Passage leverages the latency and bandwidth benefits of sunshine to attach processors in the same option to how fiber optic cables use light to send data over long distances. It also allows chips the scale of entire wafers to operate as a single processor. Sending information between chips is central to running the huge server farms that power cloud computing and power AI systems like ChatGPT.

Both products are designed to make computers more energy efficient, which Harris says is required to maintain up with increasing demand without causing an enormous increase in power consumption.

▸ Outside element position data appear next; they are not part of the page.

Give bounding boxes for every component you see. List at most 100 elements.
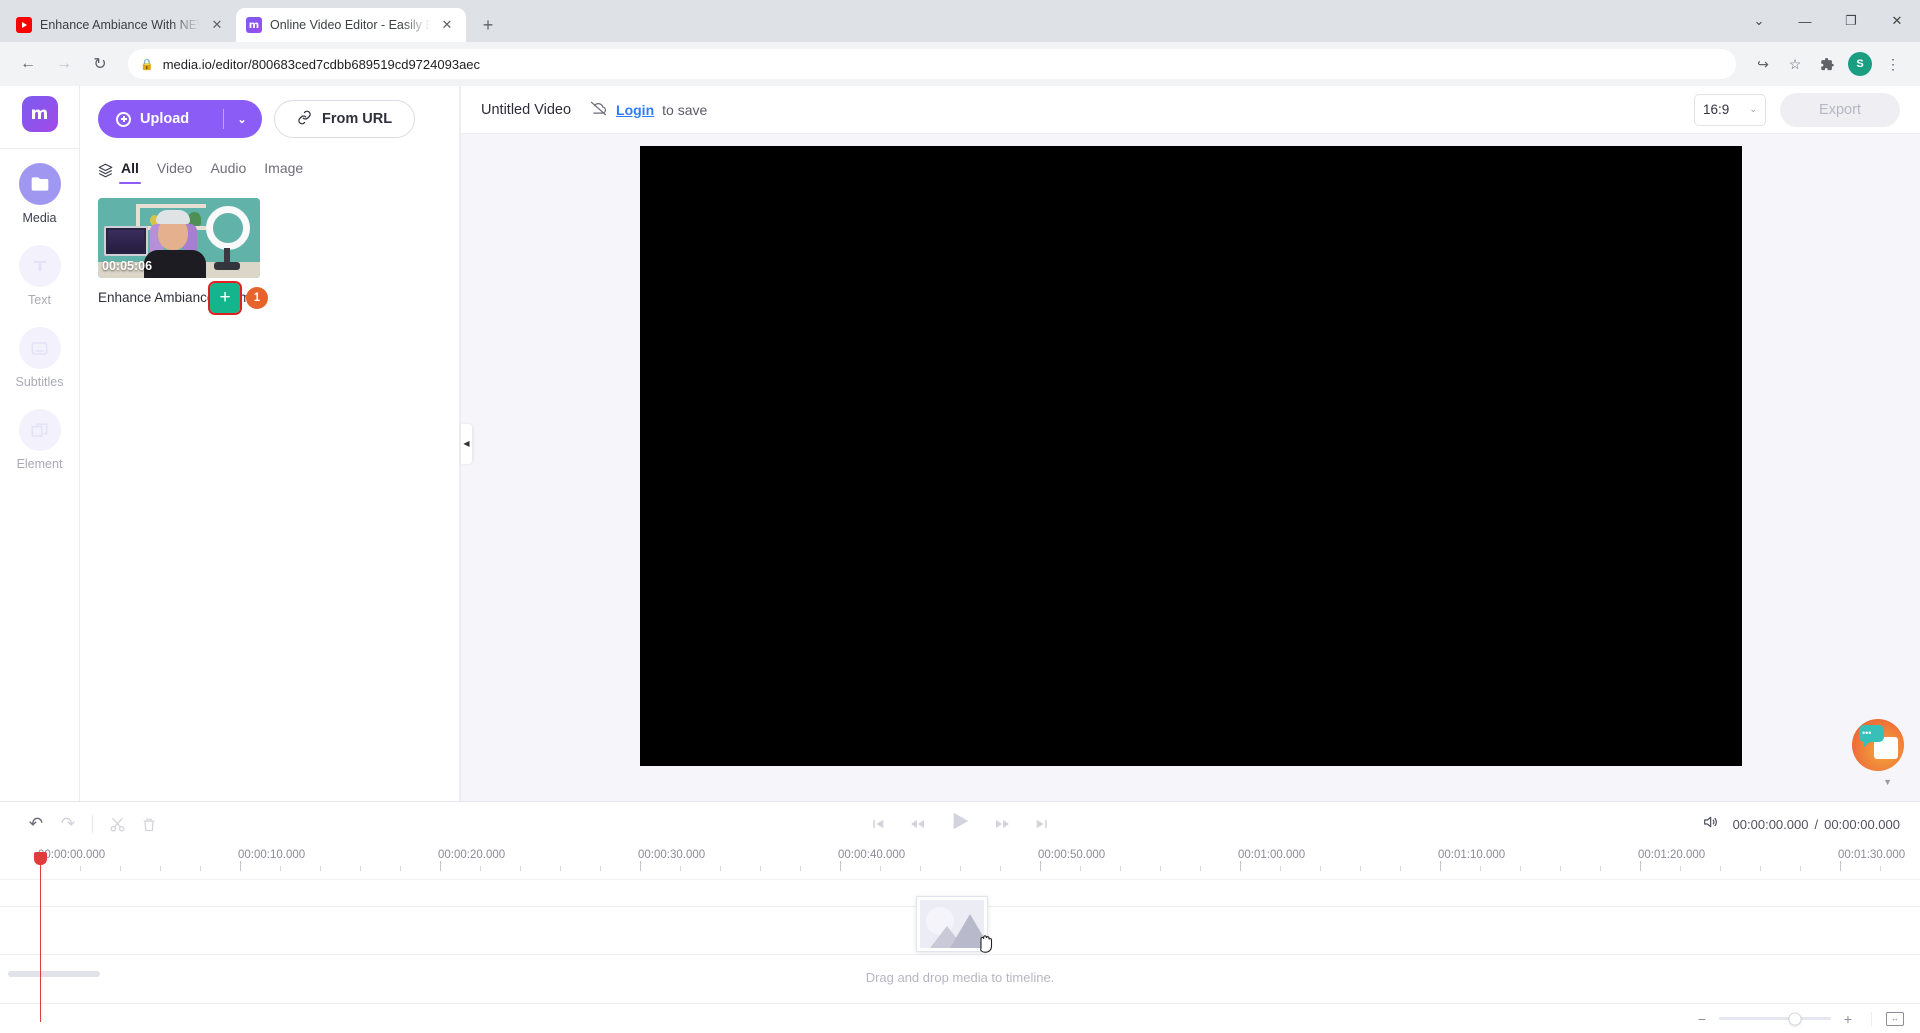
- forward-icon[interactable]: →: [48, 48, 80, 80]
- element-icon: [19, 409, 61, 451]
- tab-image[interactable]: Image: [264, 160, 303, 184]
- ruler-tick: [120, 866, 121, 871]
- chevron-down-icon[interactable]: ⌄: [226, 113, 258, 126]
- page-title[interactable]: Untitled Video: [481, 102, 571, 118]
- minimize-icon[interactable]: —: [1782, 0, 1828, 42]
- media-actions: Upload ⌄ From URL: [98, 100, 441, 138]
- sidebar-item-subtitles[interactable]: Subtitles: [0, 327, 79, 389]
- rail-divider: [0, 148, 79, 149]
- preview-area: Untitled Video Login to save 16:9 ⌄ Expo…: [460, 86, 1920, 801]
- timeline-tracks[interactable]: Drag and drop media to timeline.: [0, 880, 1920, 1003]
- undo-button[interactable]: ↶: [20, 808, 52, 840]
- speaker-icon[interactable]: [1701, 814, 1719, 835]
- fit-to-screen-button[interactable]: ↔: [1871, 1012, 1904, 1026]
- skip-to-end-button[interactable]: [1034, 817, 1050, 831]
- fast-forward-button[interactable]: [993, 817, 1012, 831]
- ruler-tick: [1320, 866, 1321, 871]
- sidebar-item-text[interactable]: Text: [0, 245, 79, 307]
- tab-search-icon[interactable]: ⌄: [1736, 0, 1782, 42]
- delete-button[interactable]: [133, 808, 165, 840]
- link-icon: [297, 110, 312, 129]
- ruler-tick: [1800, 866, 1801, 871]
- ruler-label: 00:01:20.000: [1638, 849, 1705, 861]
- share-icon[interactable]: ↪: [1748, 49, 1778, 79]
- browser-menu-icon[interactable]: ⋮: [1878, 49, 1908, 79]
- timeline-horizontal-scrollbar[interactable]: [8, 971, 100, 977]
- from-url-button[interactable]: From URL: [274, 100, 415, 138]
- profile-avatar[interactable]: S: [1848, 52, 1872, 76]
- browser-tab-1-close-icon[interactable]: ✕: [208, 16, 226, 34]
- login-link[interactable]: Login: [616, 102, 654, 118]
- ruler-tick: [1160, 866, 1161, 871]
- chat-collapse-caret-icon[interactable]: ▼: [1883, 777, 1892, 787]
- ruler-label: 00:00:30.000: [638, 849, 705, 861]
- back-icon[interactable]: ←: [12, 48, 44, 80]
- youtube-icon: [16, 17, 32, 33]
- address-bar-url: media.io/editor/800683ced7cdbb689519cd97…: [163, 57, 480, 72]
- ruler-tick: [920, 866, 921, 871]
- subtitles-icon: [19, 327, 61, 369]
- tab-audio[interactable]: Audio: [210, 160, 246, 184]
- zoom-in-button[interactable]: +: [1841, 1011, 1855, 1027]
- sidebar-item-subtitles-label: Subtitles: [16, 375, 64, 389]
- ruler-tick: [80, 866, 81, 871]
- media-thumbnail[interactable]: 00:05:06: [98, 198, 260, 278]
- upload-button[interactable]: Upload ⌄: [98, 100, 262, 138]
- split-button[interactable]: [101, 808, 133, 840]
- browser-tab-1-title: Enhance Ambiance With NEW Vi: [40, 18, 200, 32]
- rewind-button[interactable]: [908, 817, 927, 831]
- extensions-puzzle-icon[interactable]: [1812, 49, 1842, 79]
- current-time: 00:00:00.000: [1733, 817, 1809, 832]
- address-bar[interactable]: 🔒 media.io/editor/800683ced7cdbb689519cd…: [128, 49, 1736, 79]
- ruler-tick: [1480, 866, 1481, 871]
- toolbar-divider: [92, 815, 93, 833]
- window-controls: ⌄ — ❐ ✕: [1736, 0, 1920, 42]
- browser-tab-2-close-icon[interactable]: ✕: [438, 16, 456, 34]
- aspect-ratio-select[interactable]: 16:9 ⌄: [1694, 94, 1766, 126]
- chat-support-icon[interactable]: •••: [1852, 719, 1904, 771]
- maximize-icon[interactable]: ❐: [1828, 0, 1874, 42]
- video-preview-canvas[interactable]: [640, 146, 1742, 766]
- time-separator: /: [1814, 817, 1818, 832]
- tab-all[interactable]: All: [121, 160, 139, 184]
- bookmark-star-icon[interactable]: ☆: [1780, 49, 1810, 79]
- export-button[interactable]: Export: [1780, 93, 1900, 127]
- browser-tab-2-title: Online Video Editor - Easily Edit a: [270, 18, 430, 32]
- zoom-slider-knob[interactable]: [1789, 1012, 1802, 1025]
- ruler-tick: [800, 866, 801, 871]
- zoom-slider[interactable]: [1719, 1017, 1831, 1020]
- sidebar-item-media[interactable]: Media: [0, 163, 79, 225]
- ruler-label: 00:00:10.000: [238, 849, 305, 861]
- close-window-icon[interactable]: ✕: [1874, 0, 1920, 42]
- browser-tab-bar: Enhance Ambiance With NEW Vi ✕ m Online …: [0, 0, 1920, 42]
- zoom-out-button[interactable]: −: [1695, 1011, 1709, 1027]
- media-item[interactable]: 00:05:06 + 1 Enhance Ambiance ... .mp4: [98, 198, 260, 305]
- skip-to-start-button[interactable]: [870, 817, 886, 831]
- sidebar-item-element[interactable]: Element: [0, 409, 79, 471]
- ruler-label: 00:01:10.000: [1438, 849, 1505, 861]
- playhead-knob[interactable]: [34, 852, 47, 865]
- app-logo[interactable]: m: [22, 96, 58, 132]
- new-tab-button[interactable]: +: [474, 11, 502, 39]
- browser-toolbar-actions: ↪ ☆ S ⋮: [1748, 49, 1908, 79]
- ruler-tick: [520, 866, 521, 871]
- lock-icon: 🔒: [140, 58, 154, 71]
- ruler-label: 00:01:30.000: [1838, 849, 1905, 861]
- browser-tab-1[interactable]: Enhance Ambiance With NEW Vi ✕: [6, 8, 236, 42]
- add-to-timeline-button[interactable]: +: [210, 283, 240, 313]
- play-button[interactable]: [949, 810, 971, 839]
- ruler-tick: [1400, 866, 1401, 871]
- ruler-tick: [1240, 861, 1241, 871]
- collapse-panel-handle[interactable]: ◀: [461, 424, 472, 464]
- browser-toolbar: ← → ↻ 🔒 media.io/editor/800683ced7cdbb68…: [0, 42, 1920, 86]
- ruler-tick: [320, 866, 321, 871]
- browser-tab-2[interactable]: m Online Video Editor - Easily Edit a ✕: [236, 8, 466, 42]
- redo-button[interactable]: ↷: [52, 808, 84, 840]
- ruler-tick: [680, 866, 681, 871]
- tab-video[interactable]: Video: [157, 160, 193, 184]
- ruler-tick: [560, 866, 561, 871]
- timeline-ruler[interactable]: 00:00:00.00000:00:10.00000:00:20.00000:0…: [0, 846, 1920, 880]
- ruler-tick: [1560, 866, 1561, 871]
- reload-icon[interactable]: ↻: [84, 48, 116, 80]
- playhead[interactable]: [40, 862, 41, 1022]
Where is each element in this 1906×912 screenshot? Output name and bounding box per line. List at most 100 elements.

“Some predict that by 2040, around 80 percent of all energy consumption on the planet might be spent on data centers and computing, and AI will account for a big portion of that,” Harris says. “When you take a look at using computers to coach these large AI models, it’s estimated that they may eat a whole lot of megawatts. Their electricity consumption is on the dimensions of cities.”

Lightmatter is currently working with chip manufacturers and cloud service providers for mass deployment. Harris points out that because the corporate’s devices are powered by silicon, they might be manufactured in existing semiconductor manufacturing facilities without major process changes.

The ambitious plans are intended to open up a brand new path for computer science that may have a big impact on the environment and the economy.

“We will proceed to check all of the parts of a pc to determine how light can speed them up, make them more energy efficient and faster, and we’ll proceed to switch those parts,” Harris says. “Right now we’re focused on connecting with Passage and processing data with Envise. But over time we’ll develop the following generation of computers, and it can all be about light.”